Affiche du film A dangerous method
Les rapports contrariés entre Sigmund Freud et son principal disciple Carl Gustave Jung et les liens troubles et ambigus qu’entretient ce dernier avec l’une de ses patientes : Sabina Spielrein.
Après deux polars noirs un brin sulfureux, David Cronenberg revient, enfin, à ses obsessions et à son intérêt pour les perversions en tous genres. Un retour qui passe toutefois par une autre voie que celle des images chocs qui ont fait sa réputation de Frissons jusqu’au superbe et dérangeant Crash. Ici, la parole prime sur l’image, empreinte d’un certain classicisme dans sa représentation du XXème siècle, sans doute pour mieux mettre en évidence les tensions et les pulsions qui se cachent sous le vernis des bonnes mœurs de l’époque. Si la violence est bien là, elle est cette fois plus morale que physique. La première scène du film qui voit Sabina Spielrein déformer son visage et son corps à l’évocation des rapports sadomasochistes qu’elle entretenait avec son père est tout bonnement saisissante et s’avère bien plus dérangeante que nombre d’images véhiculées par le cinéma fantastique actuel.

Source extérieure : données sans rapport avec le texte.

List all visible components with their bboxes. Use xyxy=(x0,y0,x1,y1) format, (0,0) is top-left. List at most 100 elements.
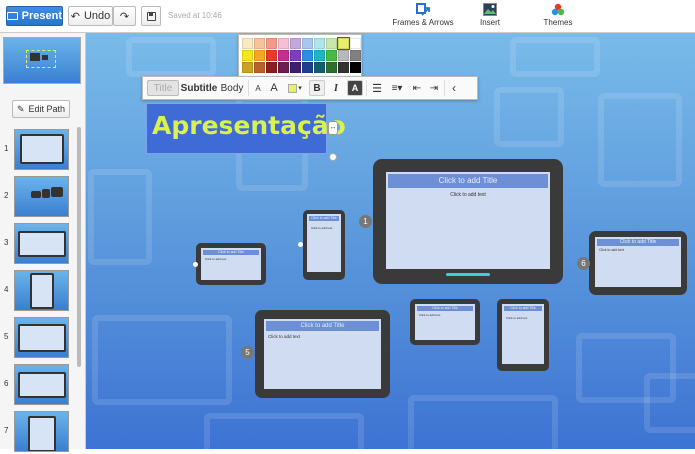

Comme souvent chez Cronenberg, le malaise est bien là. Sauf qu’ici, il est abordé de façon plus diffuse.
En s’attachant à la névrose de ses personnages plutôt qu’aux mutations qu’elle engendre, A dangerous method se rapproche plus des thèmes développés dans Spider que de ceux abordés dans Faux semblants, même si on y retrouve certaines similitudes : rapports conflictuels entre deux thérapeutes (sortes de frères ennemis) et relations troubles les liant à une de leur patiente.
Le thème de la transformation – qui fait tout le sel de la filmographie du réalisateur canadien – est également présent dans ce nouvel opus qui nous montre comment Jung, professionnel intègre et bon père de famille, finit par céder aux pulsions sadomasochistes qui l’envahissent, comme contaminé par les mots de la patiente qu’il est censé soigner.
Viggo Mortensen dans le rôle de Freud est tout à fait convaincant, mais ce sont surtout les performances de Michael Fassbender et de Keira Knightley qui emballent. L’héroïne de la trilogie des Pirates des caraïbes et de nombre de bluettes en costumes se donne corps et âme à son personnage et ne dénature pas l’étrange galerie de femmes qui jalonnent l’univers tourmenté de Cronenberg.
Si A dangerous method n’est pas le meilleur film du cinéaste, qui se perd – et nous perd – parfois dans les longues discussions qui s’instaurent entre les deux psychanalystes, il possède néanmoins un indéniable charme (à l’image des brèves apparitions du psychanalyste libertaire Otto Gross joué par Vincent Cassel). Un charme teinté d’amertume que viennent souligner la dernière scène entre Jung et Sabina Spielrein ainsi que la belle partition classique du fidèle Howard Shore.